Huntington's: Client Teaching

• No cure or reversal of HD.
• Genetic counseling
• Worsens over time
• Grief counseling for individuals and families
• Discussion of end-of-life care

Huntington's: Home Teaching

• Swallowing and feeding complications: need for high calorie/protein, soft or pureed diet, thickened fluids.
• Importance of exercise (even passive ROM).
• Education on medications and side effects (S/E).
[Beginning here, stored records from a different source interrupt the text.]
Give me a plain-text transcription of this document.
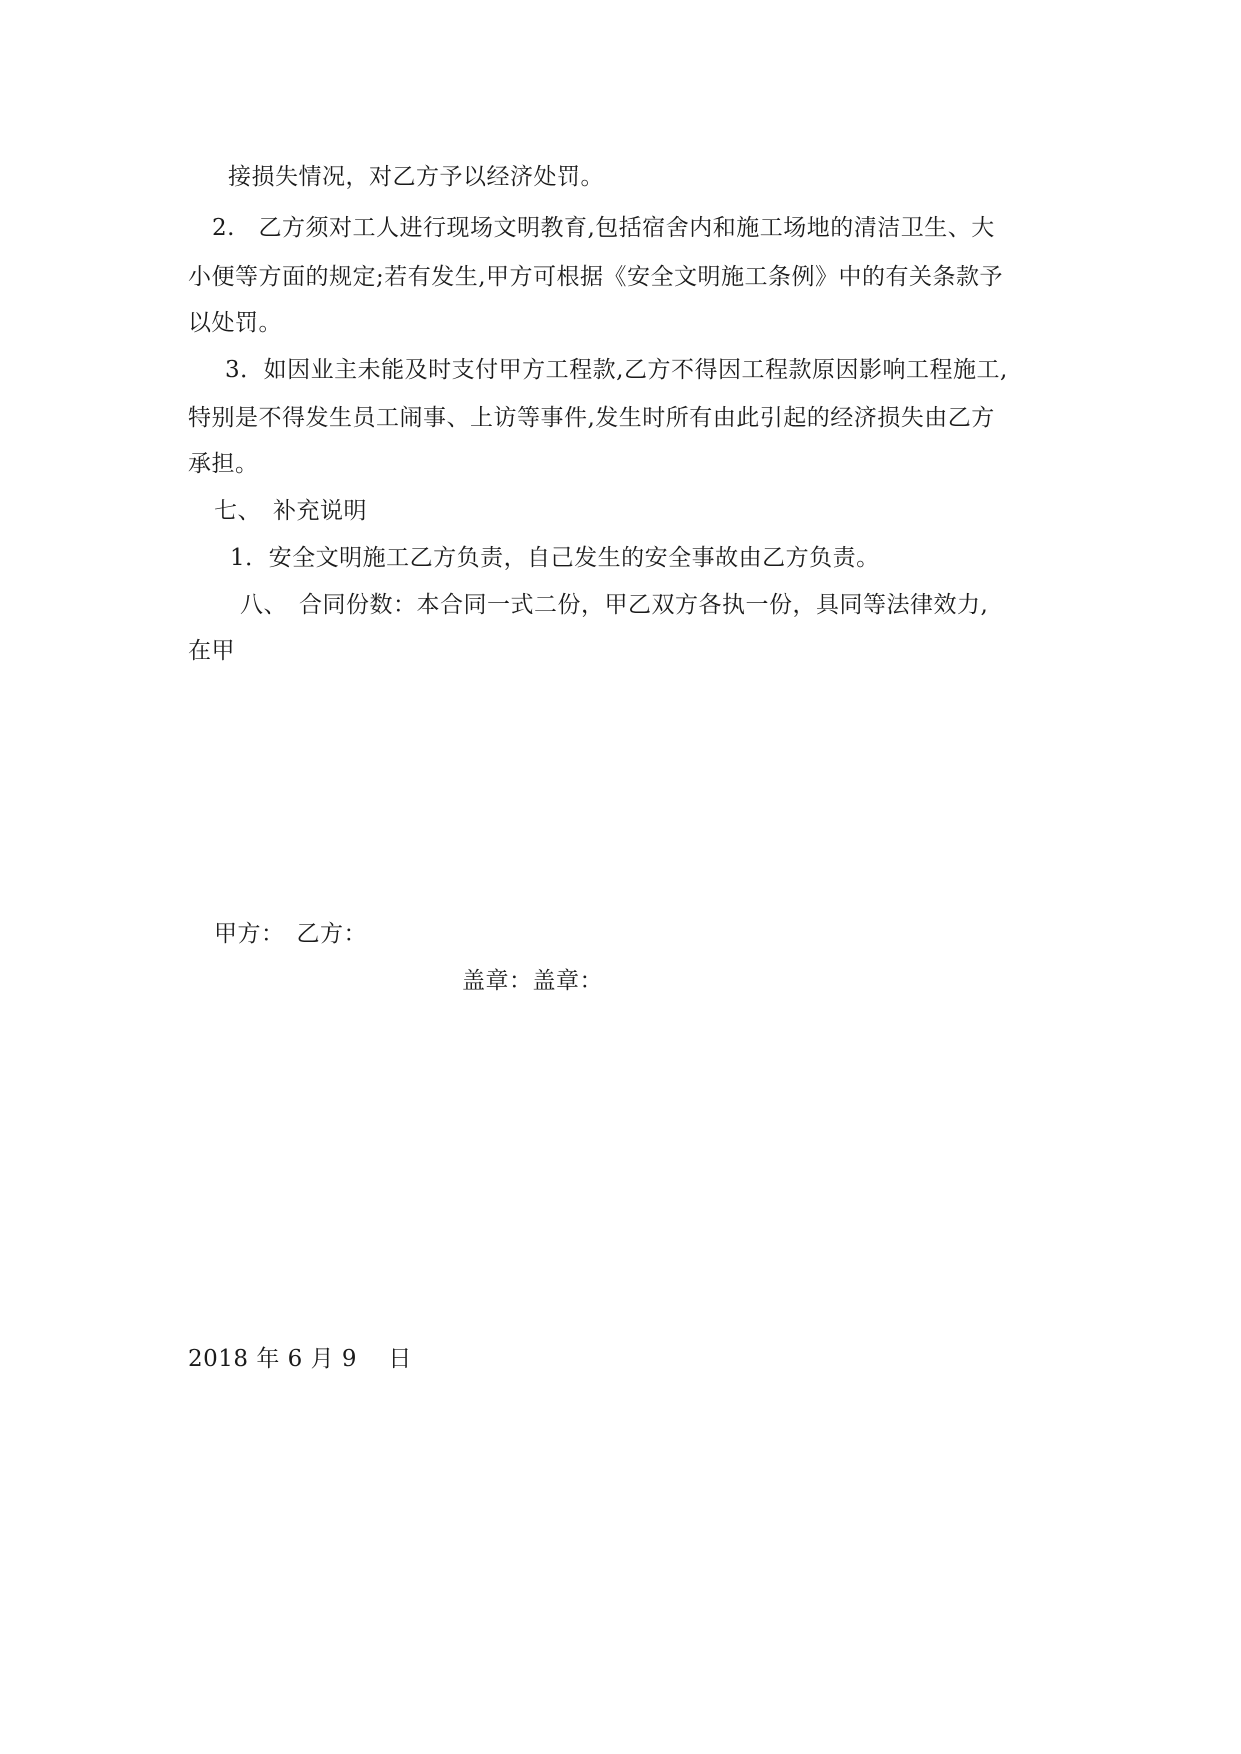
接损失情况，对乙方予以经济处罚。
2.　乙方须对工人进行现场文明教育,包括宿舍内和施工场地的清洁卫生、大
小便等方面的规定;若有发生,甲方可根据《安全文明施工条例》中的有关条款予
以处罚。
3．如因业主未能及时支付甲方工程款,乙方不得因工程款原因影响工程施工,
特别是不得发生员工闹事、上访等事件,发生时所有由此引起的经济损失由乙方
承担。
七、　补充说明
1．安全文明施工乙方负责，自己发生的安全事故由乙方负责。
八、　合同份数：本合同一式二份，甲乙双方各执一份，具同等法律效力,
在甲
甲方：　乙方：
盖章：盖章：
2018 年 6 月 9　 日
Huntington's: Caregiver Strategies

• Respite care and home care
• Caregiver self-care and stress management strategies
• Social worker involvement
• Speech pathologist for swallowing assessment
• Physiotherapist for mobility assessment
• Palliative care team
• Genetic counseling

Amyotrophic Lateral Sclerosis (ALS)

• Information for PN: Most cases manageable at home.
• Common hospitalizations from dehydration, malnutrition, pneumonia, and respiratory failure.
• Early recognition is needed.
• G-tube placement may be a possibility for nutrition

Muscular Dystrophy

• A group of chronic disorders with progressive muscle weakness and wasting.
• Duchenne muscular dystrophy is the most common type, affecting 1/3,000 male births
• Inherited genetic counseling recommended.
• Results in degeneration and permanent loss of muscle fibers, affecting many as teenagers or young adults
• Clinical manifestations: Progressive crippling, loss of mobility, spinal deformities.
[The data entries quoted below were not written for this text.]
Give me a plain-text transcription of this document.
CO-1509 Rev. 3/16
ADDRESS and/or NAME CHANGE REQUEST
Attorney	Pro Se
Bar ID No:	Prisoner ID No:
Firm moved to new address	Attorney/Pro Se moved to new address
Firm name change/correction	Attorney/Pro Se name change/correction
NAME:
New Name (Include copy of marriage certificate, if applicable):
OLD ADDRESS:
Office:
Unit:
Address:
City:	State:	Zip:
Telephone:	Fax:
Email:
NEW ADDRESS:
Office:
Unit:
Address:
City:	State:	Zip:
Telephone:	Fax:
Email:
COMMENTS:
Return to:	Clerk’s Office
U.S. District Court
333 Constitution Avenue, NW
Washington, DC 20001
Muscular Dystrophy: Symptom Management

• No specific treatment
• Physical, respiratory, and speech therapy
• Orthopaedic appliances (braces)
• Individualized exercise programs to prevent muscle tightness and contractures.
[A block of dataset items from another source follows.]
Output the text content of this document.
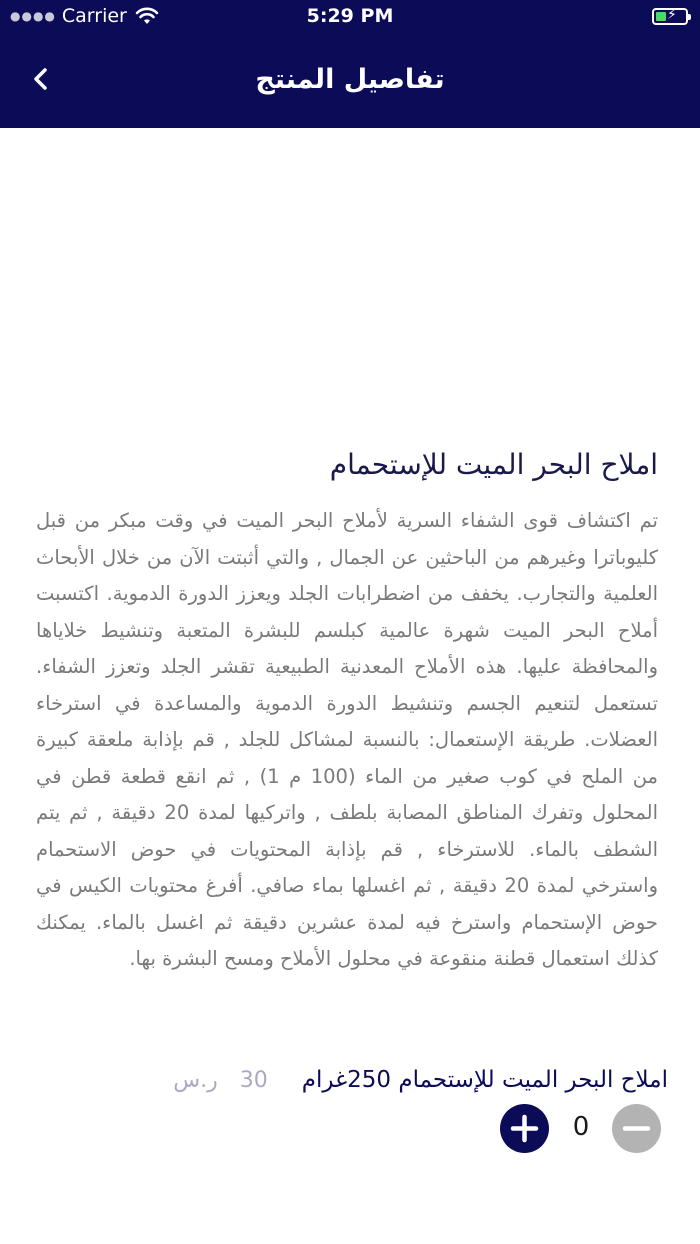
●●●● Carrier	5:29 PM	⚡
تفاصيل المنتج
املاح البحر الميت للإستحمام
تم اكتشاف قوى الشفاء السرية لأملاح البحر الميت في وقت مبكر من قبل كليوباترا وغيرهم من الباحثين عن الجمال , والتي أثبتت الآن من خلال الأبحاث العلمية والتجارب. يخفف من اضطرابات الجلد ويعزز الدورة الدموية. اكتسبت أملاح البحر الميت شهرة عالمية كبلسم للبشرة المتعبة وتنشيط خلاياها والمحافظة عليها. هذه الأملاح المعدنية الطبيعية تقشر الجلد وتعزز الشفاء. تستعمل لتنعيم الجسم وتنشيط الدورة الدموية والمساعدة في استرخاء العضلات. طريقة الإستعمال: بالنسبة لمشاكل للجلد , قم بإذابة ملعقة كبيرة من الملح في كوب صغير من الماء (100 م 1) , ثم انقع قطعة قطن في المحلول وتفرك المناطق المصابة بلطف , واتركيها لمدة 20 دقيقة , ثم يتم الشطف بالماء. للاسترخاء , قم بإذابة المحتويات في حوض الاستحمام واسترخي لمدة 20 دقيقة , ثم اغسلها بماء صافي. أفرغ محتويات الكيس في حوض الإستحمام واسترخ فيه لمدة عشرين دقيقة ثم اغسل بالماء. يمكنك كذلك استعمال قطنة منقوعة في محلول الأملاح ومسح البشرة بها.
املاح البحر الميت للإستحمام 250غرام
30
ر.س
0
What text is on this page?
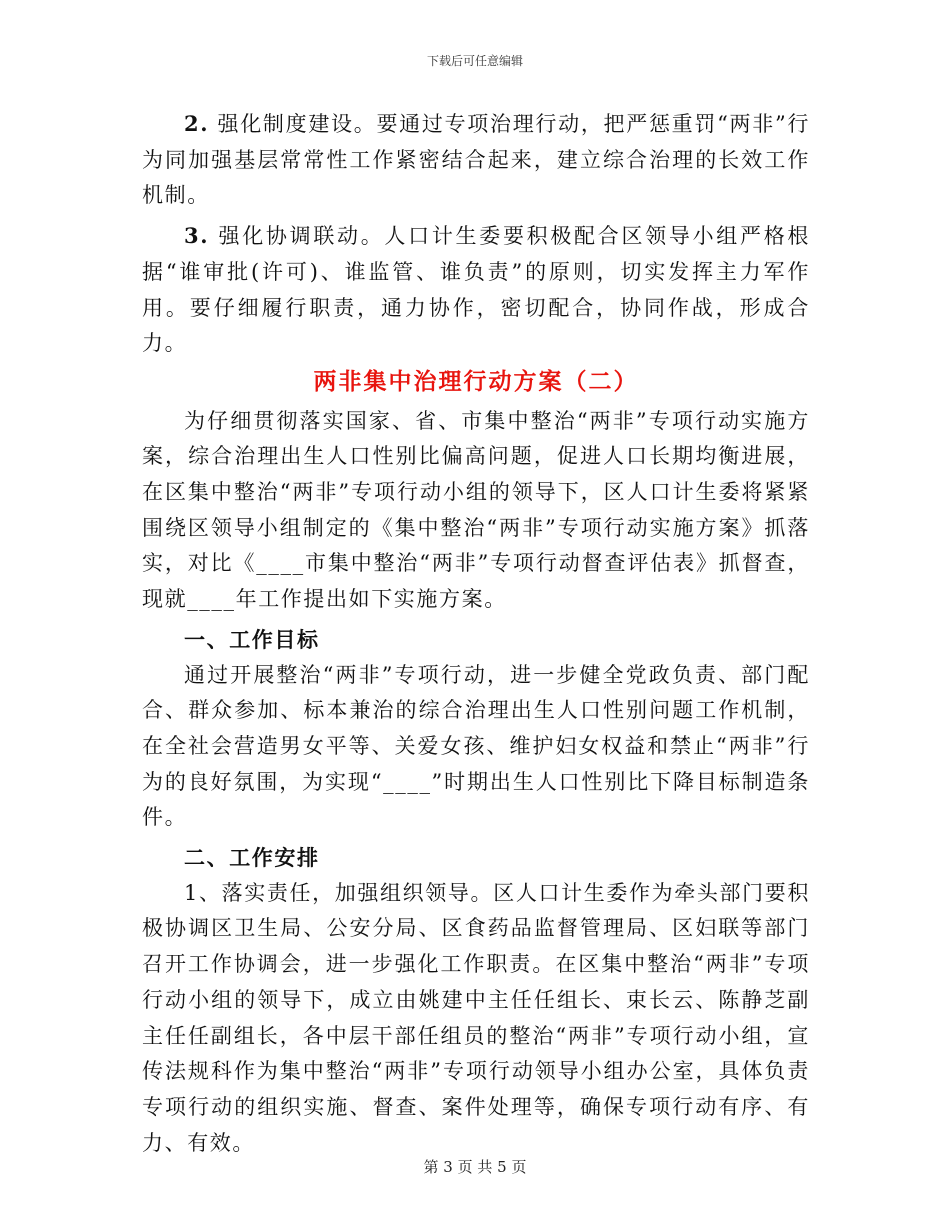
下载后可任意编辑

2. 强化制度建设。要通过专项治理行动，把严惩重罚“两非”行为同加强基层常常性工作紧密结合起来，建立综合治理的长效工作机制。

3. 强化协调联动。人口计生委要积极配合区领导小组严格根据“谁审批(许可)、谁监管、谁负责”的原则，切实发挥主力军作用。要仔细履行职责，通力协作，密切配合，协同作战，形成合力。

两非集中治理行动方案（二）

为仔细贯彻落实国家、省、市集中整治“两非”专项行动实施方案，综合治理出生人口性别比偏高问题，促进人口长期均衡进展，在区集中整治“两非”专项行动小组的领导下，区人口计生委将紧紧围绕区领导小组制定的《集中整治“两非”专项行动实施方案》抓落实，对比《____市集中整治“两非”专项行动督查评估表》抓督查，现就____年工作提出如下实施方案。

一、工作目标

通过开展整治“两非”专项行动，进一步健全党政负责、部门配合、群众参加、标本兼治的综合治理出生人口性别问题工作机制，在全社会营造男女平等、关爱女孩、维护妇女权益和禁止“两非”行为的良好氛围，为实现“____”时期出生人口性别比下降目标制造条件。

二、工作安排

1、落实责任，加强组织领导。区人口计生委作为牵头部门要积极协调区卫生局、公安分局、区食药品监督管理局、区妇联等部门召开工作协调会，进一步强化工作职责。在区集中整治“两非”专项行动小组的领导下，成立由姚建中主任任组长、束长云、陈静芝副主任任副组长，各中层干部任组员的整治“两非”专项行动小组，宣传法规科作为集中整治“两非”专项行动领导小组办公室，具体负责专项行动的组织实施、督查、案件处理等，确保专项行动有序、有力、有效。

第 3 页 共 5 页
Muscular Dystrophy: Pharmacology

• Corticosteroids (not long-term): To slow muscle degeneration
• Anticonvulsants: To control seizures and some muscle activity
• Immunosuppressants: To slow damage to dying muscle cells.
• Antibiotics: To fight respiratory infections.

Muscular Dystrophy: Caregiver Strategies

• Muscular Dystrophy Association information
• Feelings of helplessness, grief, mourning
• End-of-life options
• Psychiatric nurse consultation/referral
• Respite care
• Outpatient therapy (OT, PT)
• Hospitalization when necessary.

Muscular Dystrophy: Information for PN

• Onset differs by age and gender, depending on the type of MD.
• Spinal cord deformity and weak trunk muscles; orthotic jackets may be needed; assess for compromised pulmonary function.
• Dental and speech problems related to communication.
• Prognosis varies based on type and progression of MD; can lead to early death.
• Hereditary component necessitates genetic testing
• Risk of falls.

General Patient Education for Neurological Disorders

• Recognizing early symptoms of problems
• Completing advanced directives (code status)
• Risk for falls (spasticity)
• Prevention of aspiration
• Risk of nutritional imbalances
• Home care
• Hospital care (when needed)
• Community resources
• Online and reading resources.

Review Questions and Case Studies

• Questions cover diagnosis, assessment, interventions (e.g., splints, orthotic jackets, tube feeding), and appropriate nursing actions. Specific information for patients with Huntington's, ALS, and Muscular Dystrophy provide detailed clinical reasoning and decision-making.

Description

This quiz focuses on the management of patients with oncologic or degenerative neurological disorders, specifically Huntington's disease, ALS, and muscular dystrophy. Drawing from Chapter 67 of the NRSG 3013 nursing textbook, it examines the clinical signs and symptoms associated with these conditions, as well as their pathophysiology.